Startups Stack Exchange Archive

Should I ask a company to buy their data, if I used to use it without their permission?

A year ago I made a project for free, using the data from a company without permission. The data is published to the internet widely, but since all of the page using them is not commercial, so I guess it’s not worth for them to follow the cases. At that time, I wasn’t really aware of copyright or the company’s services, and I would consider that I used the data with fair use.

I consider that my first project is successful, and I want to make a paid one based on it. I think I should buy their data. However, I’m afraid that if I contact them, they will sue me for using their data without permission before.
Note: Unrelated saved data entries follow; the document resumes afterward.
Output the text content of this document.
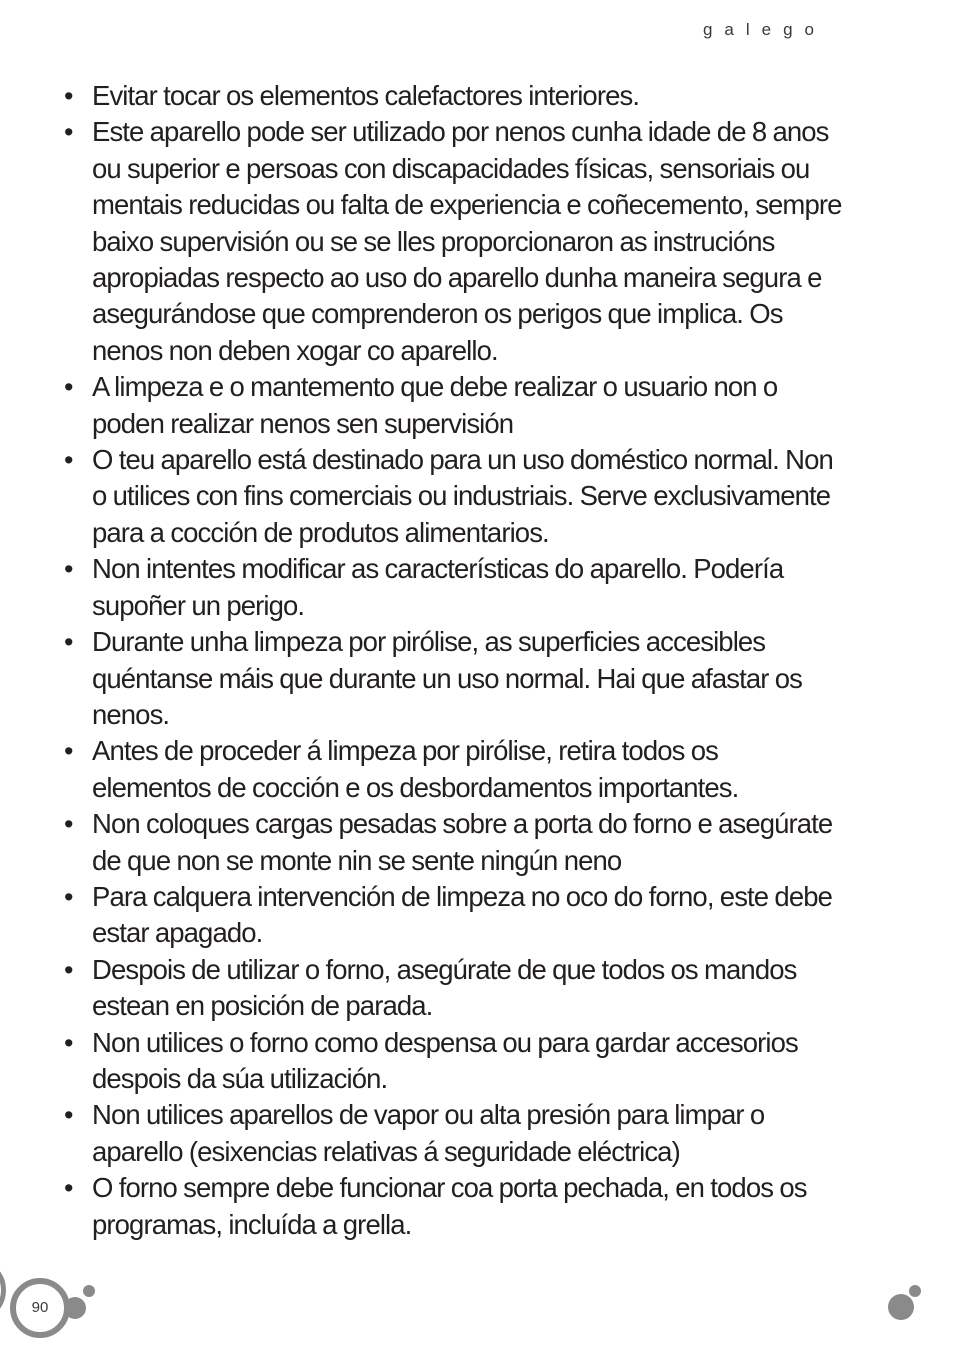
galego
• Evitar tocar os elementos calefactores interiores.
• Este aparello pode ser utilizado por nenos cunha idade de 8 anos ou superior e persoas con discapacidades físicas, sensoriais ou mentais reducidas ou falta de experiencia e coñecemento, sempre baixo supervisión ou se se lles proporcionaron as instrucións apropiadas respecto ao uso do aparello dunha maneira segura e asegurándose que comprenderon os perigos que implica. Os nenos non deben xogar co aparello.
• A limpeza e o mantemento que debe realizar o usuario non o poden realizar nenos sen supervisión
• O teu aparello está destinado para un uso doméstico normal. Non o utilices con fins comerciais ou industriais. Serve exclusivamente para a cocción de produtos alimentarios.
• Non intentes modificar as características do aparello. Podería supoñer un perigo.
• Durante unha limpeza por pirólise, as superficies accesibles quéntanse máis que durante un uso normal. Hai que afastar os nenos.
• Antes de proceder á limpeza por pirólise, retira todos os elementos de cocción e os desbordamentos importantes.
• Non coloques cargas pesadas sobre a porta do forno e asegúrate de que non se monte nin se sente ningún neno
• Para calquera intervención de limpeza no oco do forno, este debe estar apagado.
• Despois de utilizar o forno, asegúrate de que todos os mandos estean en posición de parada.
• Non utilices o forno como despensa ou para gardar accesorios despois da súa utilización.
• Non utilices aparellos de vapor ou alta presión para limpar o aparello (esixencias relativas á seguridade eléctrica)
• O forno sempre debe funcionar coa porta pechada, en todos os programas, incluída a grella.
90
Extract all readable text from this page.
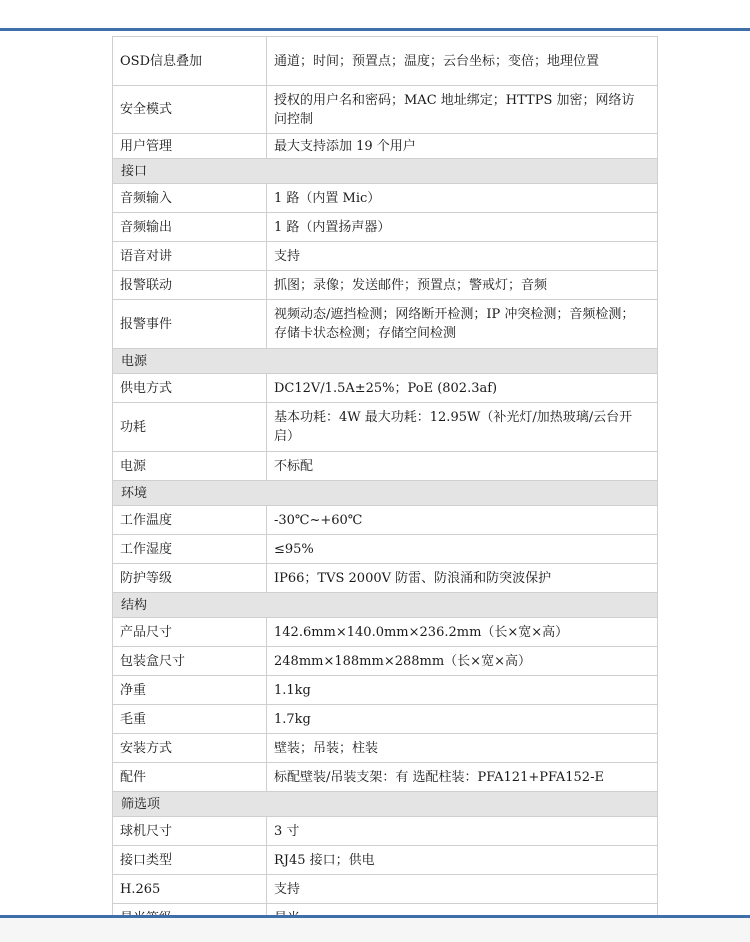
OSD信息叠加	通道；时间；预置点；温度；云台坐标；变倍；地理位置
安全模式	授权的用户名和密码；MAC 地址绑定；HTTPS 加密；网络访问控制
用户管理	最大支持添加 19 个用户
接口	
音频输入	1 路（内置 Mic）
音频输出	1 路（内置扬声器）
语音对讲	支持
报警联动	抓图；录像；发送邮件；预置点；警戒灯；音频
报警事件	视频动态/遮挡检测；网络断开检测；IP 冲突检测；音频检测；存储卡状态检测；存储空间检测
电源	
供电方式	DC12V/1.5A±25%；PoE (802.3af)
功耗	基本功耗：4W 最大功耗：12.95W（补光灯/加热玻璃/云台开启）
电源	不标配
环境	
工作温度	-30℃~+60℃
工作湿度	≤95%
防护等级	IP66；TVS 2000V 防雷、防浪涌和防突波保护
结构	
产品尺寸	142.6mm×140.0mm×236.2mm（长×宽×高）
包装盒尺寸	248mm×188mm×288mm（长×宽×高）
净重	1.1kg
毛重	1.7kg
安装方式	壁装；吊装；柱装
配件	标配壁装/吊装支架：有 选配柱装：PFA121+PFA152-E
筛选项	
球机尺寸	3 寸
接口类型	RJ45 接口；供电
H.265	支持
And more importantly, both of my project essentially compete their services.

Should I contact them?

Answer 9824

TL;DR: no, don’t reach out to your data source before a pre-flight check with an attorney. If you’re this nervous about them chewing your bottom should you merely reach out to them, there’s a good chance it’s for valid reasons in a “I know it when I see it” kind of way.


First off a disclaimer: I work for Scrapinghub, which helps businesses scrape web content. We periodically get questions from clients that revolve around topics similar to what is worrying you.
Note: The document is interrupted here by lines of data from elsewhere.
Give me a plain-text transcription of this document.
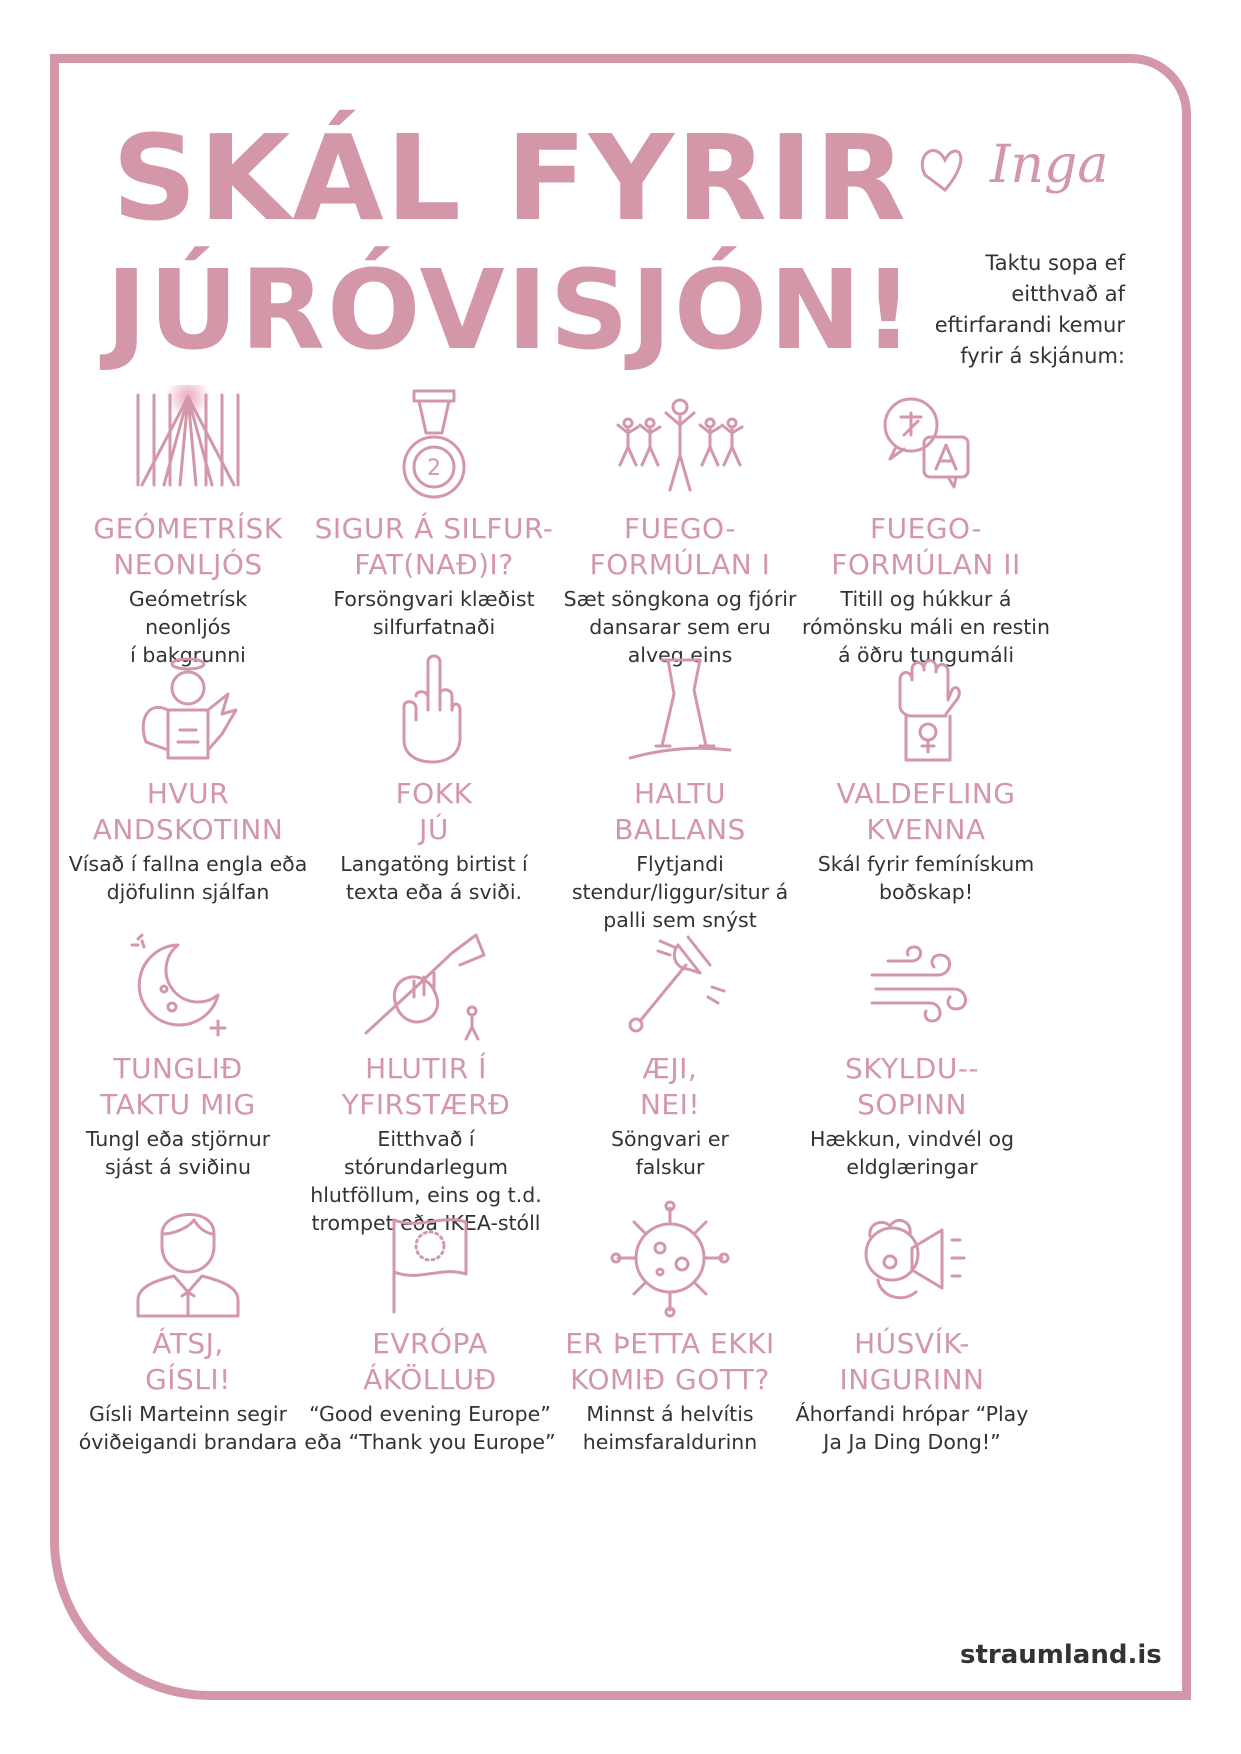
SKÁL FYRIR
JÚRÓVISJÓN!
Inga
Taktu sopa ef
eitthvað af
eftirfarandi kemur
fyrir á skjánum:
GEÓMETRÍSK
NEONLJÓS
Geómetrísk
neonljós
í bakgrunni
2
SIGUR Á SILFUR-
FAT(NAÐ)I?
Forsöngvari klæðist
silfurfatnaði
FUEGO-
FORMÚLAN I
Sæt söngkona og fjórir
dansarar sem eru
alveg eins
FUEGO-
FORMÚLAN II
Titill og húkkur á
rómönsku máli en restin
á öðru tungumáli
HVUR
ANDSKOTINN
Vísað í fallna engla eða
djöfulinn sjálfan
FOKK
JÚ
Langatöng birtist í
texta eða á sviði.
HALTU
BALLANS
Flytjandi
stendur/liggur/situr á
palli sem snýst
VALDEFLING
KVENNA
Skál fyrir femínískum
boðskap!
TUNGLIÐ
TAKTU MIG
Tungl eða stjörnur
sjást á sviðinu
HLUTIR Í
YFIRSTÆRÐ
Eitthvað í
stórundarlegum
hlutföllum, eins og t.d.
trompet eða IKEA-stóll
ÆJI,
NEI!
Söngvari er
falskur
SKYLDU--
SOPINN
Hækkun, vindvél og
eldglæringar
ÁTSJ,
GÍSLI!
Gísli Marteinn segir
óviðeigandi brandara
EVRÓPA
ÁKÖLLUÐ
“Good evening Europe”
eða “Thank you Europe”
ER ÞETTA EKKI
KOMIÐ GOTT?
Minnst á helvítis
heimsfaraldurinn
HÚSVÍK-
INGURINN
Áhorfandi hrópar “Play
Ja Ja Ding Dong!”
straumland.is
The short answer is: it depends on how you use the data and on the laws from where you’re based. IANAL so really you’ll be better off asking a lawyer who is familiar with this topic to make sure.

At a high level, you don’t technically own the data, so you need to stay within the boundaries of fair use. The legal environment is very dynamic and the limits of fair use itself are constantly being battled in court.
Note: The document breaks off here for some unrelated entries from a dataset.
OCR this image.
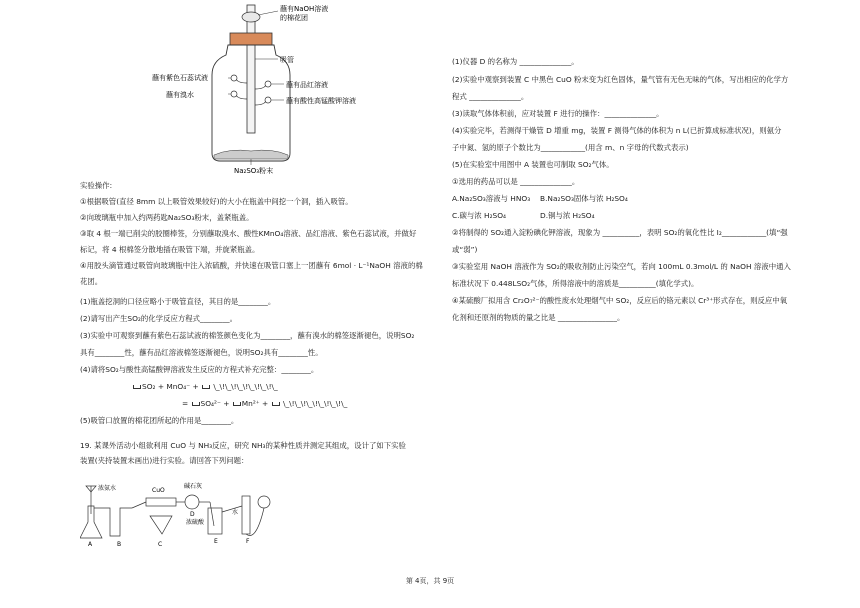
蘸有NaOH溶液
的棉花团
吸管
蘸有紫色石蕊试液
蘸有溴水
蘸有品红溶液
蘸有酸性高锰酸钾溶液
Na₂SO₃粉末
实验操作:
①根据吸管(直径 8mm 以上吸管效果较好)的大小在瓶盖中间挖一个洞，插入吸管。
②向玻璃瓶中加入约两药匙Na₂SO₃粉末，盖紧瓶盖。
③取 4 根一端已削尖的胶圈棒签，分别蘸取溴水、酸性KMnO₄溶液、品红溶液、紫色石蕊试液，并做好
标记，将 4 根棉签分散地插在吸管下端，并旋紧瓶盖。
④用胶头滴管通过吸管向玻璃瓶中注入浓硫酸，并快速在吸管口塞上一团蘸有 6mol · L⁻¹NaOH 溶液的棉
花团。
(1)瓶盖挖洞的口径应略小于吸管直径，其目的是________。
(2)请写出产生SO₂的化学反应方程式________。
(3)实验中可观察到蘸有紫色石蕊试液的棉签颜色变化为________，蘸有溴水的棉签逐渐褪色，说明SO₂
具有________性，蘸有品红溶液棉签逐渐褪色，说明SO₂具有________性。
(4)请将SO₂与酸性高锰酸钾溶液发生反应的方程式补充完整：________。
SO₂ + MnO₄⁻ +  \_\!\_\!\_\!\_\!\_\!\_
= SO₄²⁻ + Mn²⁺ +  \_\!\_\!\_\!\_\!\_\!\_
(5)吸管口放置的棉花团所起的作用是________。
19. 某课外活动小组欲利用 CuO 与 NH₃反应，研究 NH₃的某种性质并测定其组成，设计了如下实验
装置(夹持装置未画出)进行实验。请回答下列问题：
浓氨水	CuO
碱石灰
浓硫酸
水
A	B	C
D
E	F
(1)仪器 D 的名称为 ______________。
(2)实验中观察到装置 C 中黑色 CuO 粉末变为红色固体，量气管有无色无味的气体，写出相应的化学方
程式 ______________。
(3)读取气体体积前，应对装置 F 进行的操作：______________。
(4)实验完毕，若测得干燥管 D 增重 mg，装置 F 测得气体的体积为 n L(已折算成标准状况)，则氨分
子中氮、氢的原子个数比为____________(用含 m、n 字母的代数式表示)
(5)在实验室中用图中 A 装置也可制取 SO₂气体。
①选用的药品可以是 ______________。
A.Na₂SO₃溶液与 HNO₃ B.Na₂SO₃固体与浓 H₂SO₄
C.碳与浓 H₂SO₄	D.铜与浓 H₂SO₄
②将制得的 SO₂通入淀粉碘化钾溶液，现象为 __________，表明 SO₂的氧化性比 I₂____________(填“强
或“弱”)
③实验室用 NaOH 溶液作为 SO₂的吸收剂防止污染空气，若向 100mL 0.3mol/L 的 NaOH 溶液中通入
标准状况下 0.448LSO₂气体，所得溶液中的溶质是__________(填化学式)。
④某硫酸厂拟用含 Cr₂O₇²⁻的酸性废水处理烟气中 SO₂，反应后的铬元素以 Cr³⁺形式存在，则反应中氧
化剂和还原剂的物质的量之比是 ________________。
第 4页，共 9页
Using scraped data is legit and useful for a wide range of activities. Google, for one, would not be able to let you search the internet without scraping it. But that’s only the surface. Among the plethora of other use cases we encounter, there are price comparison apps of course, but also competitor or reseller monitoring apps, marketing or consumer analytics apps, data augmentation apps, businesses scraping small amounts of data behind a login on a daily basis to automate a data entry assistant’s job (e.g. new court rulings), watchdog groups that scrape government data to surface corruption, national statistics agencies scraping prices on e-commerce sites to automate calculating consumer price indexes, and even law enforcement agencies monitoring the dark web for criminal activities. Pretty much everyone is doing it.

Legit scraping use cases tend to have this much in common though: they slice and dice, augment, filter, and otherwise process the data, rather than serve it raw, as is. In this sense app authors can all put forward that they’re providing a service, which is collecting the data, and then providing some analysis and conclusions based on it or otherwise adding value by augmenting it. (In some sense you can think of it as an attorney giving you legal advice. The attorney doesn’t technically own the factual advice and it doesn’t matter that they don’t. What they do is package it up, provide you access to it, and add value by helping you make decisions.)

In your case, I’d gather your data source will have a thing or two to say in court - to put it mildly - if you’re competing against them using data that is a) collected from their own site and b) served essentially as is on yours. If that doesn’t more or less describe what you’re up to, then the right thing to do is to double-check with a lawyer for proper legal advice. And then reach out to your data source if appropriate and applicable.


All content is licensed under CC BY-SA 3.0.